I’m no Luddite. Of course I love the freedom technology allows and the almost limitless creative landscape it makes available. I also appreciate that we can instantly access literally every bit of knowledge mankind has ever collected, and all from the comfort of the bathroom—um, if that’s where you happen to be—but we’re trading something for it, like looking at each other. It took thousands of years of evolution to perfect non-verbal communication—body language, tone of voice, eye contact (hey, when my wife rolls her eyes at me, I know exactly what that means). But if we continue down this path, will wives in the future have to text their husbands an eye roll emoticon so he knows she’s mad he forgot to buy milk?

I know I’m starting to sound like cranky old “get off my lawn” guy. And I don’t mean to. But when two people are out to dinner and they’re not talking because they’re both looking at their phones, there’s a problem. When we pay hundreds of dollars on concert tickets and then watch the whole show through a tiny little screen, there’s a problem. When I have to tell my kid that maybe he should put down his phone and go watch some TV like I used to do (which I actually did), there’s a problem! 
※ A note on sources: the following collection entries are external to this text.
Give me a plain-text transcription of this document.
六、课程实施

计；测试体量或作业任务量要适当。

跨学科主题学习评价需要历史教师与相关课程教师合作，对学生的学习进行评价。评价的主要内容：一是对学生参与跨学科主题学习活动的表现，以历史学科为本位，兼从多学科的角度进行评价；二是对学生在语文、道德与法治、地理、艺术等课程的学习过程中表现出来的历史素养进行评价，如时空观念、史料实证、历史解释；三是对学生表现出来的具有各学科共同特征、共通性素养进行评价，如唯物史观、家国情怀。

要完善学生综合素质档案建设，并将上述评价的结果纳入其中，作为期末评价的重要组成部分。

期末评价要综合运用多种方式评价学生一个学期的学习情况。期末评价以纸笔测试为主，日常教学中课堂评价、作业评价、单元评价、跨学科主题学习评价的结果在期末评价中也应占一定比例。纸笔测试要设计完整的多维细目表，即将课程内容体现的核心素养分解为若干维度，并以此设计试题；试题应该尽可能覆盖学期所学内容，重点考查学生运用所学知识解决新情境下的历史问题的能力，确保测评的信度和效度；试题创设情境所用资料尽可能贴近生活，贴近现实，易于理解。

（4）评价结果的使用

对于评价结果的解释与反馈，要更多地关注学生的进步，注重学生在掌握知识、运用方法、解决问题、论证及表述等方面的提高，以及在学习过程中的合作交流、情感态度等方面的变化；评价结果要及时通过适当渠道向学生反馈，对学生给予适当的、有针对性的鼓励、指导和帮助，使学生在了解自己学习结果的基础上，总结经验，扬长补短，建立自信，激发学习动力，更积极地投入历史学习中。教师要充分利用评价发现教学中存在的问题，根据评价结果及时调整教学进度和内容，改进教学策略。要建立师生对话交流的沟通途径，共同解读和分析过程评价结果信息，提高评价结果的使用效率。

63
And I’m not sure how to fix it, or if it even can be fixed. But let’s try this. When the family gets together this month for Thanksgiving, let’s put the phone away, at least for a little while. Let’s interact, talk, joke and argue...face-to-face and in the moment. OK, fine, take a few pictures, shoot a little video—we’d do that anyway—but let’s hold off on texting, Instagramming, Facebooking, Tweeting, Snapchatting or otherwise impulsively giving all our attention to our devices rather than each other. 

Unless you manage to catch Fun Uncle Carl taking one to the giblets in the annual backyard football game. Then by all means post that video to YouTube. It might go viral.